Friday, May 05, 2006

Exaggerating. Twisting.

Editor,

The problem with Rumsfeld is that he does not collaborate well with people who disagree with him. He is one of those tough-guys who insults you the first time he meets you, immediately grabbing for dominance by cornering you into a position of self-effacement.

He is also a guy who must always have a justification for whatever he has done, because he imposes what he does. What news it is that he engaged in an exchange with Ray McGovern, that he did not exclude him from the conversation, did not rely on his default tactic of intimidation. But in lieu of intimidation comes exaggeration, twisting, and grasping at straws, the same tactics he engages in whenever his dictates are questioned.

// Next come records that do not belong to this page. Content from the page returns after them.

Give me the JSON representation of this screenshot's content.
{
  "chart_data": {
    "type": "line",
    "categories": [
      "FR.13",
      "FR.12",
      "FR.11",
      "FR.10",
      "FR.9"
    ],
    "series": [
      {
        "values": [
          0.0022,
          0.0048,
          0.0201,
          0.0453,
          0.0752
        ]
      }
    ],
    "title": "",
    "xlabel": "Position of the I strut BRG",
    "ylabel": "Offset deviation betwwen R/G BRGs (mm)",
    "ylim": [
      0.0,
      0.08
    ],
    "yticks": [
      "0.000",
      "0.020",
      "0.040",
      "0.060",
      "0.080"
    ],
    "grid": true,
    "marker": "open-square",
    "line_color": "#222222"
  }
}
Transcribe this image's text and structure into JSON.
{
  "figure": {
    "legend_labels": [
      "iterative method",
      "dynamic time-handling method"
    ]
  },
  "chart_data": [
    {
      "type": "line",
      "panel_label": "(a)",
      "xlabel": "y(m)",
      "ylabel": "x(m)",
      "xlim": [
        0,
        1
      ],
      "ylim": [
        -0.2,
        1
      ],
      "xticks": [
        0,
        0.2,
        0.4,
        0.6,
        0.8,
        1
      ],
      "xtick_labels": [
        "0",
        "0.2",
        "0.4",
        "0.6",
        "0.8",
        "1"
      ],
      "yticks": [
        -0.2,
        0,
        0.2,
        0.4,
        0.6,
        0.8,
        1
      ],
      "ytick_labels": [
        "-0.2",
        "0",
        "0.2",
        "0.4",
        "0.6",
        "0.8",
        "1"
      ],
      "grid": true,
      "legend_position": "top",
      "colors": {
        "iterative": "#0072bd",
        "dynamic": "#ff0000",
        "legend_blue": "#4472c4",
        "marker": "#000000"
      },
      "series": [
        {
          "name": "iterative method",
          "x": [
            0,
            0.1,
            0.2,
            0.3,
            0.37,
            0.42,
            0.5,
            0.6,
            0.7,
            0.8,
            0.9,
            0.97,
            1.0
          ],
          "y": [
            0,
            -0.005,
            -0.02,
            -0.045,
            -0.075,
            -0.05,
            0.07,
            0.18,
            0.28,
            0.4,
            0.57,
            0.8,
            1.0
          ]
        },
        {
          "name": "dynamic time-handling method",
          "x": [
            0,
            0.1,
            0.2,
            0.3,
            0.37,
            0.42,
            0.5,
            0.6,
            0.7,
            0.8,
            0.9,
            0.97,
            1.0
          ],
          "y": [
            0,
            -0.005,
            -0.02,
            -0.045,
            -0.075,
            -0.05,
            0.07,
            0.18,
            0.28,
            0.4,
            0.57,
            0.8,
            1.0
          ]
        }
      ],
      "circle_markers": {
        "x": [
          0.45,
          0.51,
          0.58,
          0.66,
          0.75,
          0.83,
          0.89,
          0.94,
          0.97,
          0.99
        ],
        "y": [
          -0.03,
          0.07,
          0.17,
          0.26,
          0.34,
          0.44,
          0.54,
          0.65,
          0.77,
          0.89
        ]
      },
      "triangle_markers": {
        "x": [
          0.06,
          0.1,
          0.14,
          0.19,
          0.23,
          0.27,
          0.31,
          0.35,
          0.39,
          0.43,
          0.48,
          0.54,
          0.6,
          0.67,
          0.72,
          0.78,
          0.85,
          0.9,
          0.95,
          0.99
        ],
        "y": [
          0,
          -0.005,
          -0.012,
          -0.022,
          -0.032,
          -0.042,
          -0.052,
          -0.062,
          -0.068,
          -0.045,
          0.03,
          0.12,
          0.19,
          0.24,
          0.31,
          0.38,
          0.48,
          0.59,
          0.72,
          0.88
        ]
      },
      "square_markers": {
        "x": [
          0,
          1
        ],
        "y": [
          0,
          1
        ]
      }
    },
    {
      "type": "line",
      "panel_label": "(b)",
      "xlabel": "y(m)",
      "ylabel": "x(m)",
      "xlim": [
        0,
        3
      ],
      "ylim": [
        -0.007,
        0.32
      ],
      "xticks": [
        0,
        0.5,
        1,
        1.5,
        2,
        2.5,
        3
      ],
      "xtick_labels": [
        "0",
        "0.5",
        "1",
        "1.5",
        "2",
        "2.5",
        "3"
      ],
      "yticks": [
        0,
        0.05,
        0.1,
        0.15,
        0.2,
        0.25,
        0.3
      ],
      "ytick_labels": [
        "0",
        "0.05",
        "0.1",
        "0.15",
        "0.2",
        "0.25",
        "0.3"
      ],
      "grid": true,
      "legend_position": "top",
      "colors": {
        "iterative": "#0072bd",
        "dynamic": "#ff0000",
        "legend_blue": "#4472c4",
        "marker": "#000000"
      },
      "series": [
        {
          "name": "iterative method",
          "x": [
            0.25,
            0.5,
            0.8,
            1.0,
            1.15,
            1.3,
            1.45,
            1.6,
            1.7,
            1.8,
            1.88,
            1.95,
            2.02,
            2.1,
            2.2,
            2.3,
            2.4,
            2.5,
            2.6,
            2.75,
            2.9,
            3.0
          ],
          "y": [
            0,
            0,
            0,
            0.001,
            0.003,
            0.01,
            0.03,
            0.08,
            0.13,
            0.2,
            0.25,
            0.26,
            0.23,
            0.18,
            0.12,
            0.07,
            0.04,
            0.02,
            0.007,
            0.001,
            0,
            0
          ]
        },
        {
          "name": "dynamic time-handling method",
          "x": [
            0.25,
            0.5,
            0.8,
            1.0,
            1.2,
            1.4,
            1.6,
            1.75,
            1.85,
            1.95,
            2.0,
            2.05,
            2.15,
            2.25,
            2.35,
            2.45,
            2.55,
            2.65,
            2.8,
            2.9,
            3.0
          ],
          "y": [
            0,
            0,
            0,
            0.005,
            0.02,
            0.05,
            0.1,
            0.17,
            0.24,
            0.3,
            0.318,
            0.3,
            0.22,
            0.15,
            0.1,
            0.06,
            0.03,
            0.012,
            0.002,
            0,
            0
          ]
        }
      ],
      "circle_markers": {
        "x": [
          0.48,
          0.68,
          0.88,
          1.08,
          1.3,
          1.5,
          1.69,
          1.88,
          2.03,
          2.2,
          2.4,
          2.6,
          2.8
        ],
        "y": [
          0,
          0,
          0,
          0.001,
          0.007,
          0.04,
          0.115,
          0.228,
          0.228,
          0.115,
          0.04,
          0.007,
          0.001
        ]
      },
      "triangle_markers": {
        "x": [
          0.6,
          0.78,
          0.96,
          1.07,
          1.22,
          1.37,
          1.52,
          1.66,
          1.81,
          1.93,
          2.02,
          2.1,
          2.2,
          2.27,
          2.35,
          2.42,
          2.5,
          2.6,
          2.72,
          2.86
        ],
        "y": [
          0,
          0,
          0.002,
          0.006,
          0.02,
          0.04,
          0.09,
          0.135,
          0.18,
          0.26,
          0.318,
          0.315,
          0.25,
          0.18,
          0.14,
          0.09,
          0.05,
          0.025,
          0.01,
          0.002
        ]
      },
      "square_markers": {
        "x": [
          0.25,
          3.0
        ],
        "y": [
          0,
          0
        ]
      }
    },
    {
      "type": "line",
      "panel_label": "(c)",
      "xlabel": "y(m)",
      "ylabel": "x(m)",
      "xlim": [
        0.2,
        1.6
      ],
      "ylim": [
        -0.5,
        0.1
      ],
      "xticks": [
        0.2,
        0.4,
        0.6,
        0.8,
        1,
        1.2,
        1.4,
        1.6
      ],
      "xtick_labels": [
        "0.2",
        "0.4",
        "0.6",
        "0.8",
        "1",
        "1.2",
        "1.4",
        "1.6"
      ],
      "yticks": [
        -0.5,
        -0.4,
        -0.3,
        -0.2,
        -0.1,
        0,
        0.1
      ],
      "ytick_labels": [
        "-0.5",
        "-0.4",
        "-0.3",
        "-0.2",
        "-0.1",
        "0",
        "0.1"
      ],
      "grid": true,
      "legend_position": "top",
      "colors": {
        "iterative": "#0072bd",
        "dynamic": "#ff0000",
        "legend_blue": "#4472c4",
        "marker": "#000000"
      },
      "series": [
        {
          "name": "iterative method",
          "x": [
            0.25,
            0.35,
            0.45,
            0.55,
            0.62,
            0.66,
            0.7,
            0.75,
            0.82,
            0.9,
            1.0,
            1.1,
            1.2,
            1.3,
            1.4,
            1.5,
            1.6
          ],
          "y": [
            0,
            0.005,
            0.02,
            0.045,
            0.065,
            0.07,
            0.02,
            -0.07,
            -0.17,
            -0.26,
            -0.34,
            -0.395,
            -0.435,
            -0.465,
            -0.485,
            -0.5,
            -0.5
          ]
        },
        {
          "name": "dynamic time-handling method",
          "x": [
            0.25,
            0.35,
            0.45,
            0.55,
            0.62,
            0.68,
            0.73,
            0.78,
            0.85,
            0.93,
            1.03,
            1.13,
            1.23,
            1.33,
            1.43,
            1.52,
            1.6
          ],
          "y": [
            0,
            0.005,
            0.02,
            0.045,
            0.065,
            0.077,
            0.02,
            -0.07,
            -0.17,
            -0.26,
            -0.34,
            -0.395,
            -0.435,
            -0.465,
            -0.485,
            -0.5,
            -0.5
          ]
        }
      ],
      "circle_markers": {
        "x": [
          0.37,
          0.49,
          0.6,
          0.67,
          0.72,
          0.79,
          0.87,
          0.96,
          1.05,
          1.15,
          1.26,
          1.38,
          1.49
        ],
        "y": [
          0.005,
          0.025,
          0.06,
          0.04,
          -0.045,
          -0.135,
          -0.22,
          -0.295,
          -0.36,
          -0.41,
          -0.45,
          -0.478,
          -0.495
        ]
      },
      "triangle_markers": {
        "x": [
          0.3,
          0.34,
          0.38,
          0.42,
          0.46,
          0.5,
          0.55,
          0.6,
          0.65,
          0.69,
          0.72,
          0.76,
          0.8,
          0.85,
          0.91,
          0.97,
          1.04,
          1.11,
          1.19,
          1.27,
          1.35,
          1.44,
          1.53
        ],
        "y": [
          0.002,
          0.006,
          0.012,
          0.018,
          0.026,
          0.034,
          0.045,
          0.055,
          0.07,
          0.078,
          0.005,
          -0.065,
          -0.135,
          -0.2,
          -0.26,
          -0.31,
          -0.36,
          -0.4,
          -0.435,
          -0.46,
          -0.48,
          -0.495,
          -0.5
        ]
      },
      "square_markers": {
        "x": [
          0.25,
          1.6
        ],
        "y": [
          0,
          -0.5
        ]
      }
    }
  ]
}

Anyone who has ever argued with a person who always has to be right recognizes how Rumsfeld changed the subject to what "the troops" believed, when what he believed was in question. This is twisting the truth. Then there is Zarqawi. Rumsfeld accused Saddam Hussein of collaborating with al Qaeda, as per a thoroughly discredited "meeting" in Prague. He did not argue for war on the basis of Zarqawi, but he exaggerated this guy's relevance in his exchange with Ray McGovern.

Exaggeration. Twisting. Are these lies? They are at least misleading, and they are intended to mislead.